President Trump said in a new interview that he will sign an executive order intended to end the practice of birthright citizenship.
“It was always told to me that you needed a constitutional amendment. Guess what? You don’t,” Trump said during an interview with Axios.
“You can definitely do it with an act of Congress. But now they’re saying I can do it just with an executive order,” the president added. “We’re the only country in the world where a person comes in and has a baby, and the baby is essentially a citizen of the United States … with all of those benefits.”
The White House is preparing an order that would declare an end to the longstanding staple of America’s immigration system. It sets up the Trump administration for a battle at the Supreme Court over the 14th Amendment, which states that all persons “born or naturalized in the United States” are “citizens of the United States and of the State wherein they reside.”
In the interview, which is set to air Nov. 4 on “Axios on HBO,” Trump refers to the right of citizenship granted to anyone born within the country’s borders as “ridiculous” and expressed surprise that anyone outside of the Oval Office knew about the White House’s plans.
“It’s ridiculous. It’s ridiculous. And it has to end,” Trump told Axios, adding: “I didn’t think anybody knew that but me. I thought I was the only one.”
In 2010, “there were 4.5 million U.S.-born children whose parents were unauthorized [illegal],” according to the Pew Hispanic Center (Pew Hispanic Research Trends Project, “A Nation of Immigrants: A Portion of the 40 Million, Including 11 Million Unauthorized,” Pew Hispanic Center, Jan. 29, 2013.)
The Center for Immigration Studies (CIS) has estimated that nearly 200,000 children are born annually “to foreign women admitted as visitors, that is, tourists, students, guest workers, and other non-immigrant categories.”
Eight percent of all U.S. births (approximately 350,000 a year) come from at least one illegal-alien parent, according to the Pew Hispanic Center.
Rep. Steve King (R-Iowa) has introduced H.R.140, the Birthright Citizenship Act, which would end the practice by requiring that at least one of the child’s parents be a U.S. citizen or legal permanent resident. Sen. David Vitter (R-La.) has introduced a companion bill in the Senate, S.301.
The Immigration and Nationality Act defines Birthright Citizenship in the United States, but there is also a clause in the 14th Amendment of the U.S. Constitution. While the Supreme Court has interpreted the latter Birthright Citizenship clause as it applies to legal immigrants, it has never done so with regard to illegal aliens.
The president’s reported plan to end birthright citizenship comes amid some of his administration’s strongest rhetoric surrounding a caravan of thousands of Central American migrants bound for the U.S., where many members plan to apply for asylum.
Trump has made controversial remarks about the caravan, which he has referred to as an “invasion” of migrants “and some very bad people.”

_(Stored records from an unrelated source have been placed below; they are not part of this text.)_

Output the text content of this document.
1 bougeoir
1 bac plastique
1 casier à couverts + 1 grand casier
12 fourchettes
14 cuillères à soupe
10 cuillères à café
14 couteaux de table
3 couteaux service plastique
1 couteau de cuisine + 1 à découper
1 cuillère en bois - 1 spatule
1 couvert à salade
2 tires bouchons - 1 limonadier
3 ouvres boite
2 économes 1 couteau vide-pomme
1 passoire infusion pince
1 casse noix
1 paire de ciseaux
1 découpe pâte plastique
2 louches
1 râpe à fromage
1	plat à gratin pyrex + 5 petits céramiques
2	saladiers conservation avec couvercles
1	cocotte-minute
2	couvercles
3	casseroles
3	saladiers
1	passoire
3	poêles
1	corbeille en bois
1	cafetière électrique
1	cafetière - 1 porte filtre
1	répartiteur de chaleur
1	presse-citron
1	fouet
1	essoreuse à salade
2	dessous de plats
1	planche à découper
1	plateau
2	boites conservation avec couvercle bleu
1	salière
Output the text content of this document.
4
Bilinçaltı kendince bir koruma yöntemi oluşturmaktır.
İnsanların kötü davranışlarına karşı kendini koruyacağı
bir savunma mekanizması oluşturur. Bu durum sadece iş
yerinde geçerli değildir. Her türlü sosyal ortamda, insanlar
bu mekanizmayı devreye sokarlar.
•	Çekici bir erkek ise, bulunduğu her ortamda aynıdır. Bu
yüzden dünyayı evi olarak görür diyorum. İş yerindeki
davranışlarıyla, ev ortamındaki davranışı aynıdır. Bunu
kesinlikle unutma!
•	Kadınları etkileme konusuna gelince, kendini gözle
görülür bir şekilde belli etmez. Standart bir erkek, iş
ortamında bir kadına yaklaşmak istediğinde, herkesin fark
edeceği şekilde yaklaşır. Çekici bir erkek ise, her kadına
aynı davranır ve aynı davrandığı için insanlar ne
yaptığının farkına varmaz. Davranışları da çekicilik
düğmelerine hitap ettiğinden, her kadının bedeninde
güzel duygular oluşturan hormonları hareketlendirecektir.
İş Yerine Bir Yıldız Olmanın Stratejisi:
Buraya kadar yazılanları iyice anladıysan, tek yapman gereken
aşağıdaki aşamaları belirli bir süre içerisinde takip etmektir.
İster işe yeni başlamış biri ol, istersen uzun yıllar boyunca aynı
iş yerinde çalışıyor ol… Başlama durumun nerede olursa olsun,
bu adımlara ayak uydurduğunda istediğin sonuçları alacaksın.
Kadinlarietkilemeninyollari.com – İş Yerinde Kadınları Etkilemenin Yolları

“Please go back, you will not be admitted into the United States unless you go through the legal process. This is an invasion of our Country and our Military is waiting for you!” the president tweeted Monday.
Many Gang Members and some very bad people are mixed into the Caravan heading to our Southern Border. Please go back, you will not be admitted into the United States unless you go through the legal process. This is an invasion of our Country and our Military is waiting for you!